Este é o nome de uma das feiras natalinas de maior relevo no Peru, montada ao longo da Praça de Armas, na imperial cidade de Cusco. Lembra uma ópera ao ar livre, onde o espanhol cede lugar ao quíchua, a prosa do áspero quotidiano, à poesia e ao sino das igrejas, aos cantos populares, como se formasse um coro misto a celebrar o nascimento de Emanuel, chamado carinhosamente de Manuelito ao longo do mundo hispânico. Participam deste oratório ao ar livre diversas crianças pobres, revestidas de beleza singular, de que nenhuma delas sequer desconfia, o que as torna ainda mais bonitas: anjos morenos de bochechas vermelhas, que acabaram de sair do retábulo da igreja barroca mais próximas ou do presépio do mais humilde artesão. Não perco os olhos, a elevação dos olhos, a poesia dos olhos destas crianças.

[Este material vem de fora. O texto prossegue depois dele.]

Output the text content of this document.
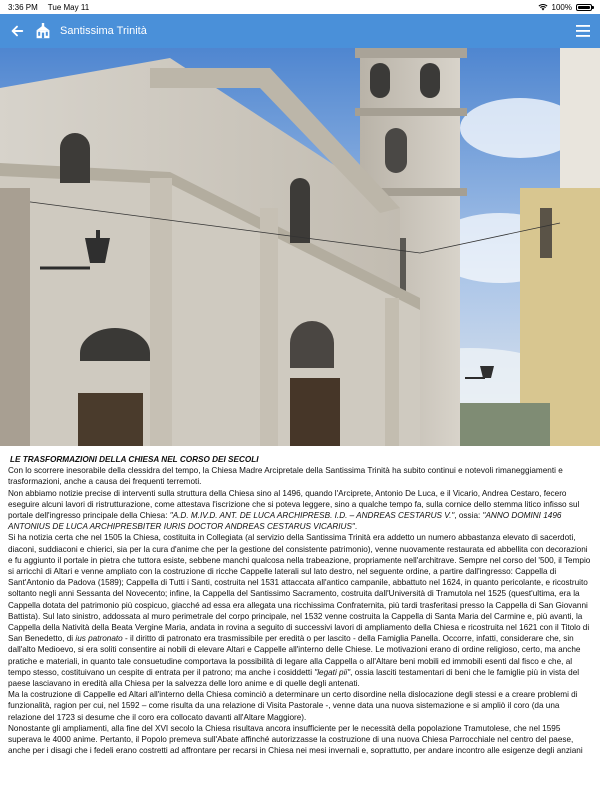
3:36 PM Tue May 11	100%
Santissima Trinità
LE TRASFORMAZIONI DELLA CHIESA NEL CORSO DEI SECOLI

Con lo scorrere inesorabile della clessidra del tempo, la Chiesa Madre Arcipretale della Santissima Trinità ha subito continui e notevoli rimaneggiamenti e trasformazioni, anche a causa dei frequenti terremoti.

Non abbiamo notizie precise di interventi sulla struttura della Chiesa sino al 1496, quando l'Arciprete, Antonio De Luca, e il Vicario, Andrea Cestaro, fecero eseguire alcuni lavori di ristrutturazione, come attestava l'iscrizione che si poteva leggere, sino a qualche tempo fa, sulla cornice dello stemma litico infisso sul portale dell'ingresso principale della Chiesa: "A.D. M.IV.D. ANT. DE LUCA ARCHIPRESB. I.D. – ANDREAS CESTARUS V.", ossia: "ANNO DOMINI 1496 ANTONIUS DE LUCA ARCHIPRESBITER IURIS DOCTOR ANDREAS CESTARUS VICARIUS".

Si ha notizia certa che nel 1505 la Chiesa, costituita in Collegiata (al servizio della Santissima Trinità era addetto un numero abbastanza elevato di sacerdoti, diaconi, suddiaconi e chierici, sia per la cura d'anime che per la gestione del consistente patrimonio), venne nuovamente restaurata ed abbellita con decorazioni e fu aggiunto il portale in pietra che tuttora esiste, sebbene manchi qualcosa nella trabeazione, propriamente nell'architrave. Sempre nel corso del '500, il Tempio si arricchì di Altari e venne ampliato con la costruzione di ricche Cappelle laterali sul lato destro, nel seguente ordine, a partire dall'ingresso: Cappella di Sant'Antonio da Padova (1589); Cappella di Tutti i Santi, costruita nel 1531 attaccata all'antico campanile, abbattuto nel 1624, in quanto pericolante, e ricostruito soltanto negli anni Sessanta del Novecento; infine, la Cappella del Santissimo Sacramento, costruita dall'Università di Tramutola nel 1525 (quest'ultima, era la Cappella dotata del patrimonio più cospicuo, giacché ad essa era allegata una ricchissima Confraternita, più tardi trasferitasi presso la Cappella di San Giovanni Battista). Sul lato sinistro, addossata al muro perimetrale del corpo principale, nel 1532 venne costruita la Cappella di Santa Maria del Carmine e, più avanti, la Cappella della Natività della Beata Vergine Maria, andata in rovina a seguito di successivi lavori di ampliamento della Chiesa e ricostruita nel 1621 con il Titolo di San Benedetto, di ius patronato - il diritto di patronato era trasmissibile per eredità o per lascito - della Famiglia Panella. Occorre, infatti, considerare che, sin dall'alto Medioevo, si era soliti consentire ai nobili di elevare Altari e Cappelle all'interno delle Chiese. Le motivazioni erano di ordine religioso, certo, ma anche pratiche e materiali, in quanto tale consuetudine comportava la possibilità di legare alla Cappella o all'Altare beni mobili ed immobili esenti dal fisco e che, al tempo stesso, costituivano un cespite di entrata per il patrono; ma anche i cosiddetti "legati pii", ossia lasciti testamentari di beni che le famiglie più in vista del paese lasciavano in eredità alla Chiesa per la salvezza delle loro anime e di quelle degli antenati.

Ma la costruzione di Cappelle ed Altari all'interno della Chiesa cominciò a determinare un certo disordine nella dislocazione degli stessi e a creare problemi di funzionalità, ragion per cui, nel 1592 – come risulta da una relazione di Visita Pastorale -, venne data una nuova sistemazione e si ampliò il coro (da una relazione del 1723 si desume che il coro era collocato davanti all'Altare Maggiore).

Nonostante gli ampliamenti, alla fine del XVI secolo la Chiesa risultava ancora insufficiente per le necessità della popolazione Tramutolese, che nel 1595 superava le 4000 anime. Pertanto, il Popolo premeva sull'Abate affinché autorizzasse la costruzione di una nuova Chiesa Parrocchiale nel centro del paese, anche per i disagi che i fedeli erano costretti ad affrontare per recarsi in Chiesa nei mesi invernali e, soprattutto, per andare incontro alle esigenze degli anziani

Das muitas imagens da feira, onde o sagrado e o profano se reúnem sem receio, cito o semblante de Maria, porque nele reconheço o rosto sofrido, severo e generoso das mães daquelas crianças, que vêm à cidade para venderem os produtos da terra, sem roupas de marca e, portanto, com uma elegância plurissecular: de chapéu alto e colorido, as tranças negras, unidas, formando na base um “v”, com as mãos cansadas e os pés honestamente sujos de poeira. Todo esse conjunto, de marias e manuelitos, forma um presépio natural, com lhamas e alpacas reais, dentro de uma síntese mestiça, através do clássico refinamento dos encontros improváveis, o antes e o depois da colonização, aquecidos na chama solidária, do senso de comunidade, como se as mulheres tentassem preencher o vazio dos direitos civis essenciais, a que dificilmente têm acesso.

Entro e saio desta Belém em miniatura, lembrando o que dizia o escritor José Maria Arguedas sobre a triste sombra do coração das mulheres da praça, que eu “abraço e não aperto”. Nobres e melancólicas. Promotoras da riqueza imaterial do país, à medida que vivem e transmitem ao futuro o diálogo das tradições andinas e hispânicas, livres de ressentimento e estranhas à vitimização, numa defesa sólida que se opõe às investidas da sociedade líquida, rebelde à lógica de um mercado que desenha o planeta, dissolvendo as culturas regionais, com o objetivo de fidelizar novos consumidores,  pobres em diversidade cultural. Cenário de que o Brasil não forma exceção.

Na Praça de Armas sou tomado por uma piedade filial que não sei  definir,  quando as mães embalam seus filhos debaixo das colunatas, para atravessarem a noite nas pobres manjedouras, no chão fio, a que acorrem alguns reis magos, levando as sobras de comida de um país com alto índice de concentração de renda e modestos programas de inclusão. Porque as injustiças sociais constituem uma ferida que compromete o presente e o futuro da América Latina.

Começo 2014 com os olhos vivos e acesos dessas crianças, porque não tenho escolha.